Mutual consent of the parties is now a valid ground for divorce in Puerto Rico, pursuant to a recent decision of the Puerto Rico Supreme Court, which has not yet been reflected in the statute and which is not published in English. Based on this change in its own law, it now appears that Puerto Rico would recognize otherwise valid foreign divorces previously obtained on this (G~ , Edgardo D. - RAII (S~) to Director, Mid-Atlantic Program Service Center - 1/25/79)
This is in response to your memorandum dated September 27, 1978 regarding the recognition by the Commonwealth of Puerto Rico of a valid Dominican Republic divorce based on mutual consent. The occasion for the delay has been a major change in the applicable law of divorce due to a recent Puerto Rico Supreme Court decision -- Sonia F. F~ and Roberto Morales Morales v. the Commonwealth of Puerto Rico (May 15, 1978)-- which held portions of the statute in this area unconstitutional. The statute has not been amended to reflect this change and the case opinion, which is quite lengthy, was published only in Spanish and required a translation. For your information, I have attached a copy of the translation.

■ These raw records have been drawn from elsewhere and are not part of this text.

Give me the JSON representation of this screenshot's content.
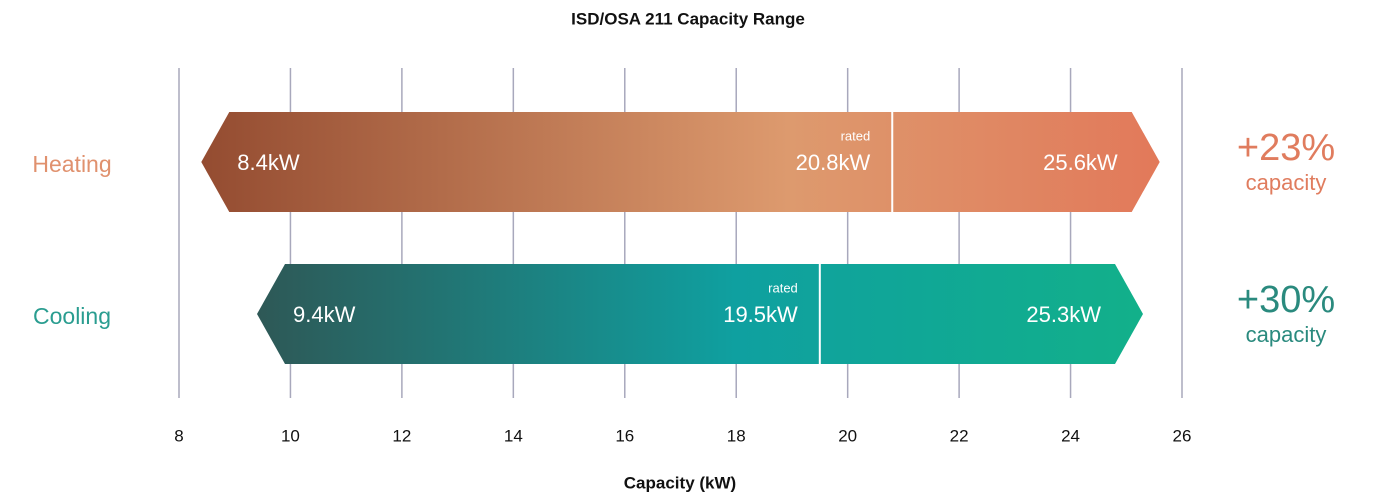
{
  "chart_data": {
    "type": "range",
    "title": "ISD/OSA 211 Capacity Range",
    "xlabel": "Capacity (kW)",
    "xlim": [
      8,
      26
    ],
    "xticks": [
      8,
      10,
      12,
      14,
      16,
      18,
      20,
      22,
      24,
      26
    ],
    "grid": true,
    "series": [
      {
        "name": "Heating",
        "color": "#e0916e",
        "gradient": [
          "#944c31",
          "#dd9a6e",
          "#e2795a"
        ],
        "values": [
          8.4,
          20.8,
          25.6
        ],
        "value_labels": [
          "8.4kW",
          "20.8kW",
          "25.6kW"
        ],
        "rated_label": "rated",
        "increase": "+23%",
        "increase_note": "capacity",
        "increase_color": "#e07c5e"
      },
      {
        "name": "Cooling",
        "color": "#2a9d90",
        "gradient": [
          "#2e5856",
          "#0fa0a0",
          "#12b08a"
        ],
        "values": [
          9.4,
          19.5,
          25.3
        ],
        "value_labels": [
          "9.4kW",
          "19.5kW",
          "25.3kW"
        ],
        "rated_label": "rated",
        "increase": "+30%",
        "increase_note": "capacity",
        "increase_color": "#2a8a7e"
      }
    ]
  }
}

As a result of this recent decision Puerto Rico must now permit divorces based on mutual consent in order to fully protect its citizens' constitutional right to privacy and human dignity, a right which the Puerto Rico Supreme Court held to be rather more sweeping than the corresponding federal Constitutional rights. Since mutual consent is now a legal, legitimate ground for divorce in Puerto Rico it can no longer be considered a matter contrary to Puerto Rican "public policy."
This is important because principles of international law, or comity, generally require that one country accept as valid the valid judgments of another country unless those foreign judgments violate a strong public policy of the country which is being called upon to give recognition. In the past, Puerto Rico interpreted the public policy issue in the foreign divorce context quite narrowly, so as not to recognize foreign divorces granted upon grounds unavailable in Puerto Rico. See, e.g. Ramirez v. Registrar, 96 Puerto Rican Reports 332, 348 (1968). But even under a narrow test, valid foreign mutual consent divorces would now be valid in Puerto Rico.
We recognize that the divorce of Carmen R. R~ was obtained prior to the change in Puerto Rican law but, for several reasons, do not believe that this would prevent its application to this decision -- i.e., whether or not to recognize the Dominican Republic judgment at this time, as valid in Puerto Rico. First, decisions based on fundamental constitutional rights are often applied retroactively, insofar as possible. More importantly, under principles of comity, the only issue herein presented is whether a divorce concedely valid in the country in which it was obtained at the time it was obtained would today be deemed consistent with the public policy of Puerto Rico. Considering the strong terms in which the Puerto Rico Supreme Court couched its opinion on mutual consent divorces, we believe that it would look askance at any contention that public policy precluded the recognition at this time of a valid foreign judgment based on the same grounds.